Geantwortet habe ich dem Kollegen:

„Da die Akte bei der Justiz verloren gegangen ist, sind Sie ohne Zustimmung des  Mandanten nicht berechtigt (und schon gar nicht verpflichtet), Ihre Ablichtungen pp. zur Rekonstruktion zur Verfügung zu stellen. Und schon gar nicht auf so eine pampige Anforderung.

Wenn überhaupt und dann nur mit Zustimmung und gegen Kostenerstattung. Eine Gebühr entsteht allerdings nicht.

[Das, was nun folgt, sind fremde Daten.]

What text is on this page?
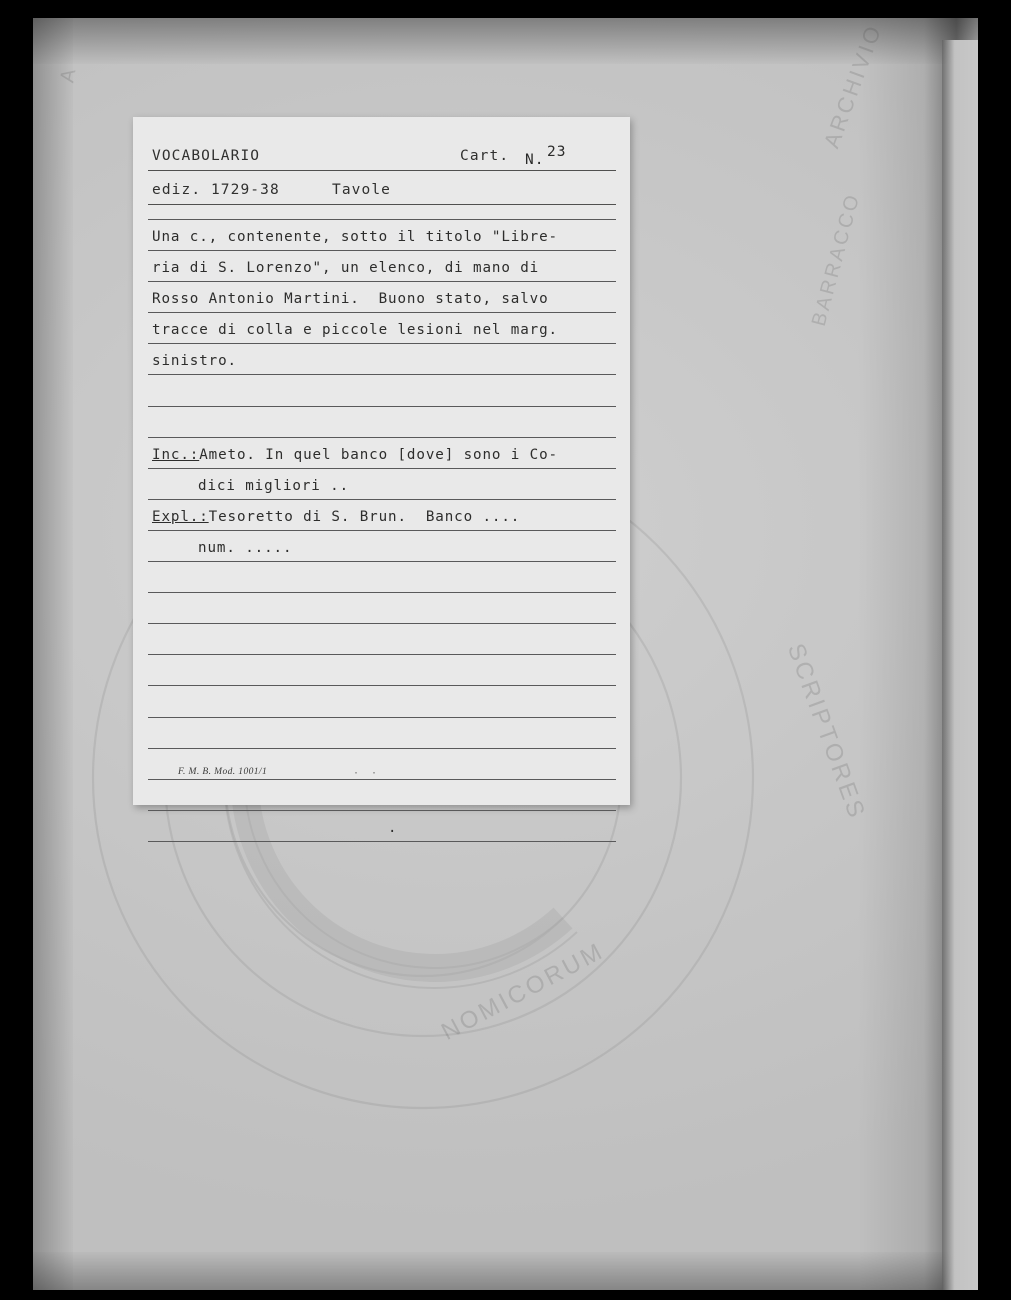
ARCHIVIO
BARRACCO
A
NOMICORUM
SCRIPTORES
VOCABOLARIO	Cart. N. 23
ediz. 1729-38	Tavole
Una c., contenente, sotto il titolo "Libre-
ria di S. Lorenzo", un elenco, di mano di
Rosso Antonio Martini.  Buono stato, salvo
tracce di colla e piccole lesioni nel marg.
sinistro.
Inc.:Ameto. In quel banco [dove] sono i Co-
dici migliori ..
Expl.:Tesoretto di S. Brun.  Banco ....
num. .....
.
F. M. B. Mod. 1001/1	· ·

Wer hat Ihnen so geschrieben? Ich würde ggf. Dienstaufsichtsbeschwerde erheben. Und vor allem: Denken Sie an die Verzögerungsrüge (§§ 198, 199 GVG).“

Mann, Mann, Mann. Wenn ich so etwas lese, springt mir der sprichwörtliche Drath aus der Mütze. Was meinen eigentlich Geschäftsstellenbeamte (?) was und wie sie etwas verlangen können. So erreicht man sicherlich nichts. Insbesondere wenn man (= die Justiz) selbst Fehler gemacht hat, backt man doch kleine Brötchen.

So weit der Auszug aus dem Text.